HDFC Bank raised its base rate by 20 basis points to 9.8% with effect from August 3, it said in a notification on its website. The private sector lender has become the second bank to hike its base rate after the Reserve Bank of India (RBI) announced tighter liquidity measures on July 15.

On July 31, Yes Bank had also raised its base rate by 25 bps to 10.75%, while raising its deposit rates by 25-50 bps.

HDFC Bank had also raised its deposit rates in July, for maturities less than one year. In case of deposits ranging between 15 days to six months, the rates were hiked by 100 bps, while for deposits between six months and less than one year, the rates had gone up by 75 bps. Private sector peer Axis Bank too had increased its base rates between 50-400 bps across maturities in July-end.

In the last fiscal, HDFC Bank had reduced its minimum lending rate by 40 bps to bring it down to 9.6% as on March 30, at which point it was the lowest base rate in the entire banking industry.

India?s largest lender, State Bank of India?s base rate currently stands at 9.7%. While SBI is yet to raise its base rate, bank chief Pratip Chaudhuri last week had hinted at the possibility saying the bank would take a call in 2-3 weeks if the RBI does not roll back its liquidity tightening measures.

In July, public sector lenders Oriental Bank of Commerce (OBC) and Punjab & Sind Bank (PSB) had both announced lending rate cuts between 25-26 bps, however they had to rollback their decisions due to the unexpected jump in wholesale funding costs in the second half of july.

In case of non-banking finance companies (NBFCs), the increased cost of funds has started to reflect on the lending rates. Commercial vehicle financier Shriram Transport raised its lending rates on all fresh loans by 25-50 bps across categories starting August 1. Rates on loans sanctioned earlier will not be hiked, confirmed Umesh Revankar, managing director, Shriram Transport Finance.

Housing and Development Finance Corporation (HDFC) is yet to take a call on whether they need to increase the lending rates, said Keki Mistry, vice-chairman and chief executive officer.

To boost the falling rupee by curbing easy liquidity, the central bank had limited the short-term borrowing of banks to 0.5% of the net demand and time liabilities (NDTL) of each individual bank. It also raised the interest rate on marginal standing facility to 10.25%.

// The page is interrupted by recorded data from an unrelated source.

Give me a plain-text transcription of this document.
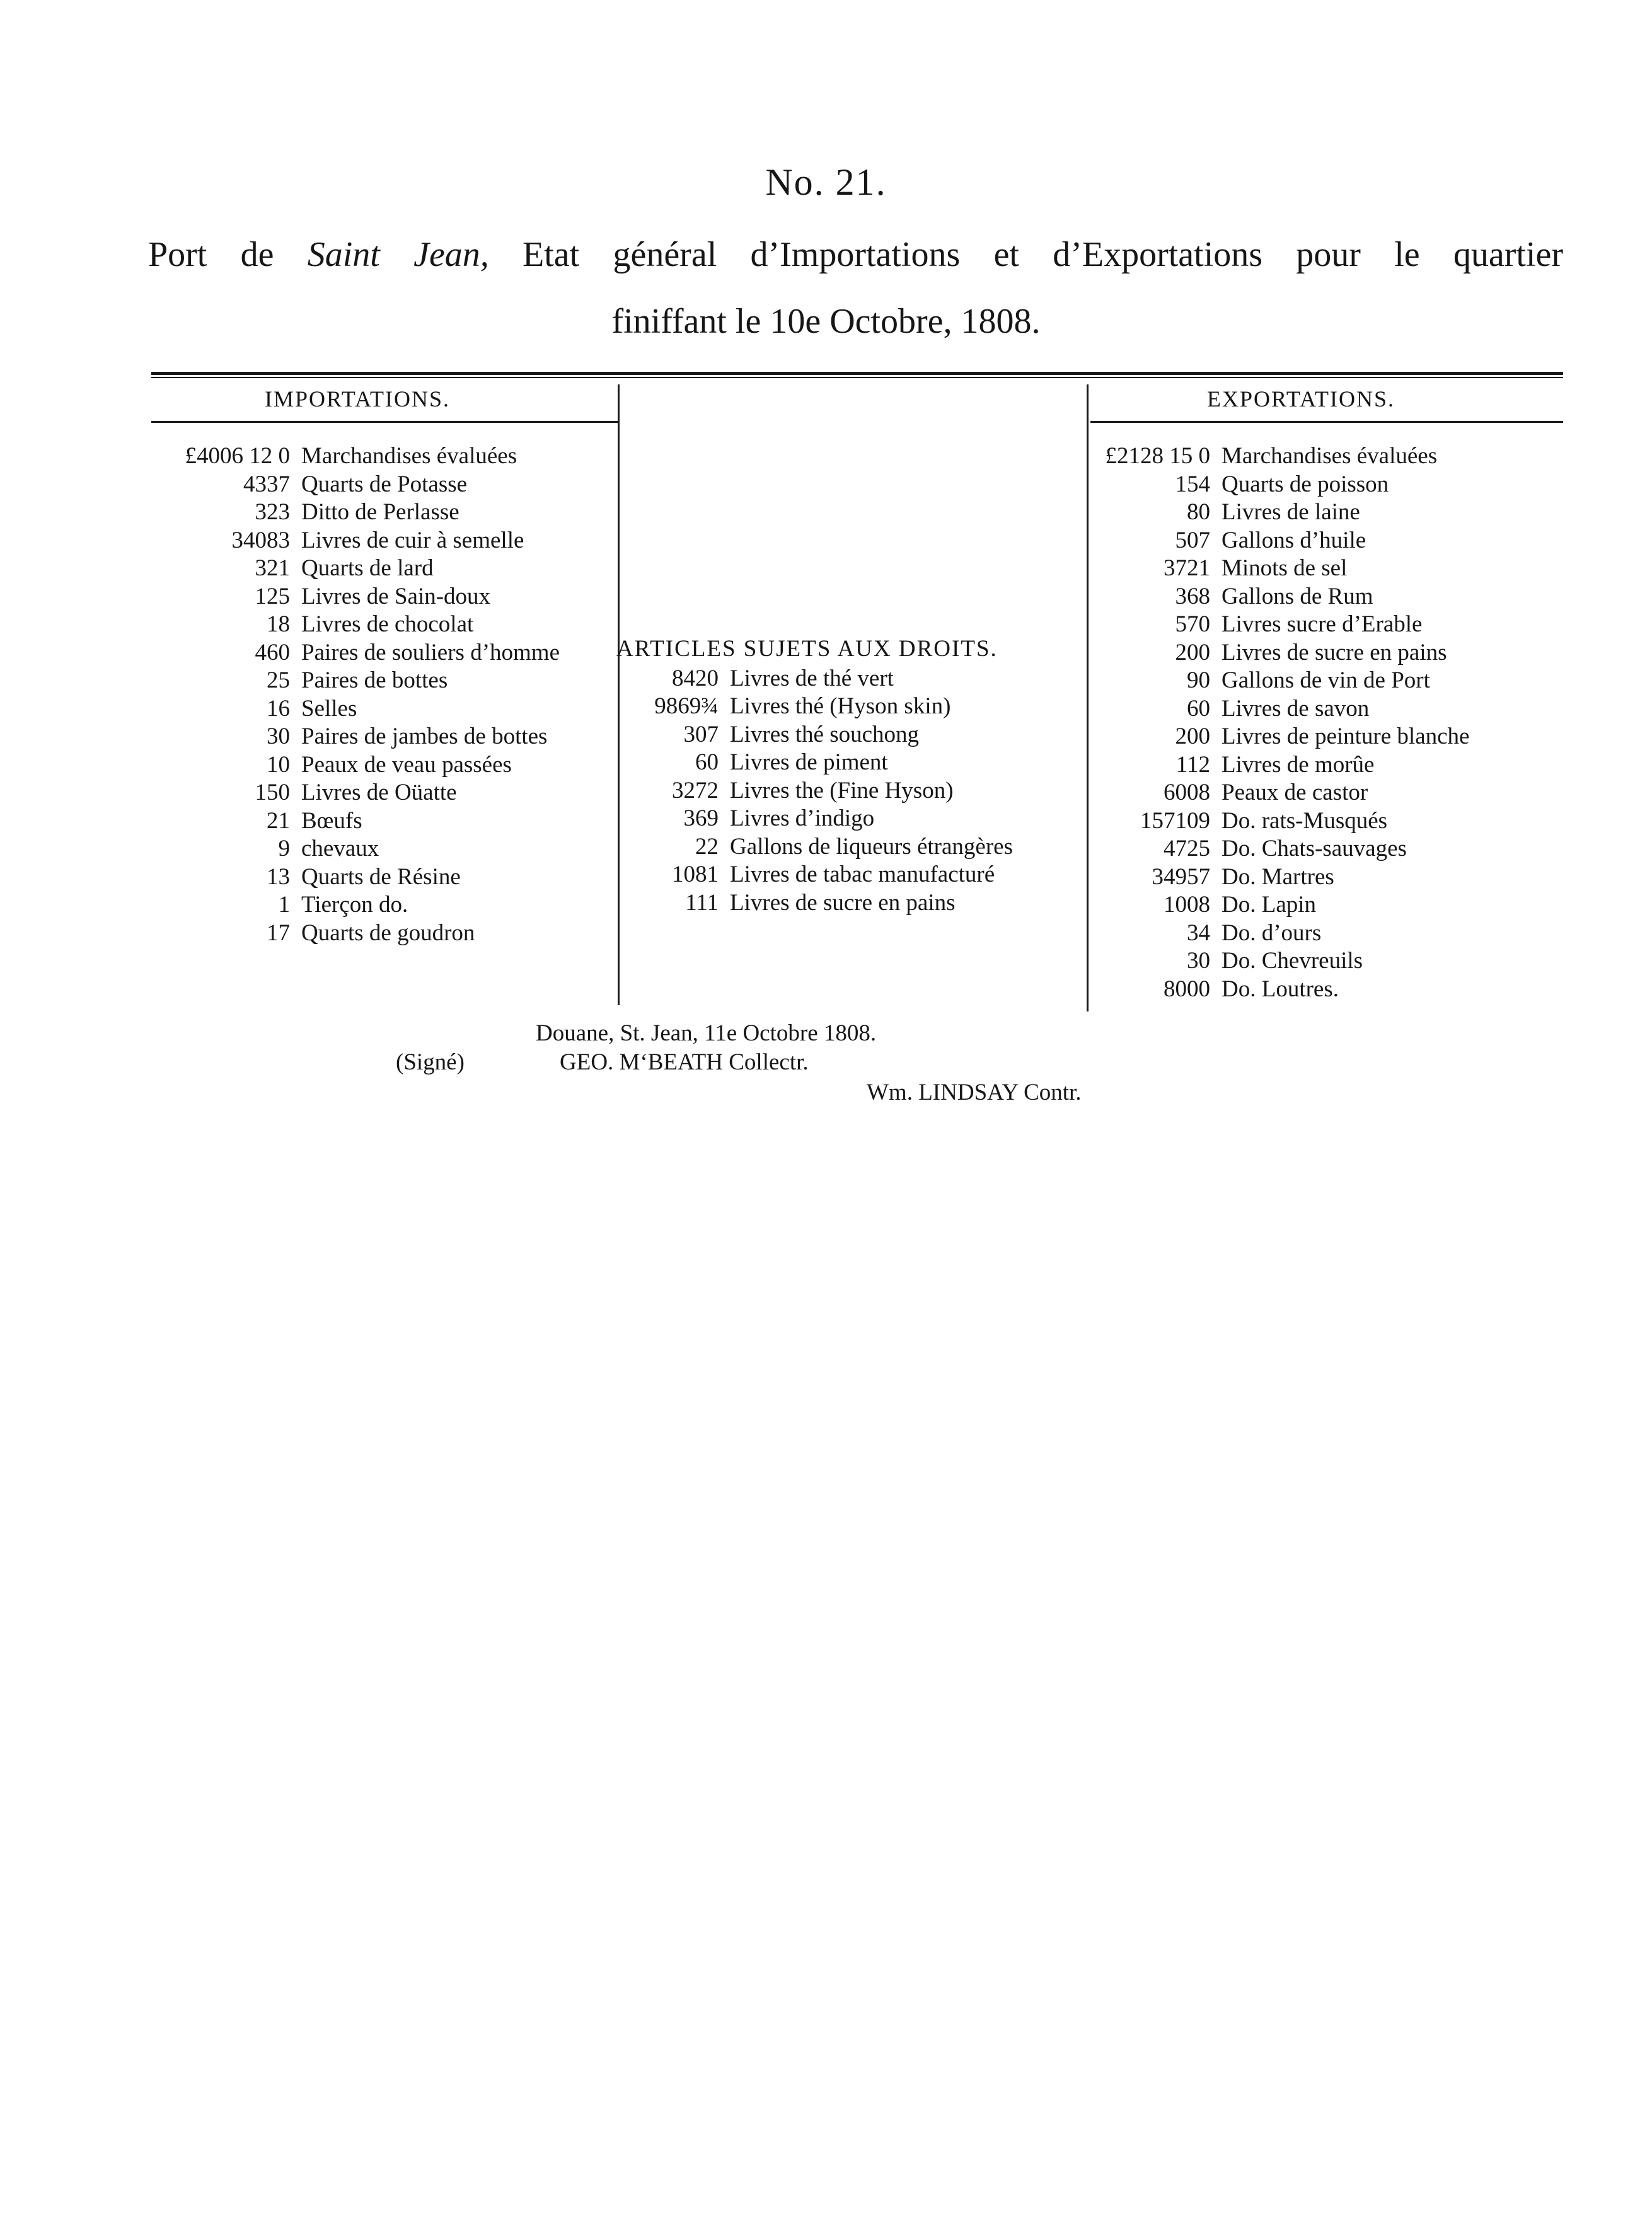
No. 21.
Port de Saint Jean, Etat général d’Importations et d’Exportations pour le quartier
finiffant le 10e Octobre, 1808.
IMPORTATIONS.	EXPORTATIONS.
£4006 12 0 Marchandises évaluées
4337 Quarts de Potasse
323 Ditto de Perlasse
34083 Livres de cuir à semelle
321 Quarts de lard
125 Livres de Sain-doux
18 Livres de chocolat
460 Paires de souliers d’homme
25 Paires de bottes
16 Selles
30 Paires de jambes de bottes
10 Peaux de veau passées
150 Livres de Oüatte
21 Bœufs
9 chevaux
13 Quarts de Résine
1 Tierçon do.
17 Quarts de goudron
ARTICLES SUJETS AUX DROITS.
8420 Livres de thé vert
9869¾ Livres thé (Hyson skin)
307 Livres thé souchong
60 Livres de piment
3272 Livres the (Fine Hyson)
369 Livres d’indigo
22 Gallons de liqueurs étrangères
1081 Livres de tabac manufacturé
111 Livres de sucre en pains
£2128 15 0 Marchandises évaluées
154 Quarts de poisson
80 Livres de laine
507 Gallons d’huile
3721 Minots de sel
368 Gallons de Rum
570 Livres sucre d’Erable
200 Livres de sucre en pains
90 Gallons de vin de Port
60 Livres de savon
200 Livres de peinture blanche
112 Livres de morûe
6008 Peaux de castor
157109 Do. rats-Musqués
4725 Do. Chats-sauvages
34957 Do. Martres
1008 Do. Lapin
34 Do. d’ours
30 Do. Chevreuils
8000 Do. Loutres.
Douane, St. Jean, 11e Octobre 1808.
(Signé)	GEO. M‘BEATH Collectr.
Wm. LINDSAY Contr.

RBI also stated that banks will have to maintain 99% cash reserve ratio (CRR) on a daily basis. Banks are required to maintain 4% of their NDTL with the central bank in the form of CRR.

During its monetary policy announcement on July 30, RBI had stated that it will roll back its liquidity control measures in a calibrated manner only after there is some form of staibility in the currency, which has been on the downhill since a few months.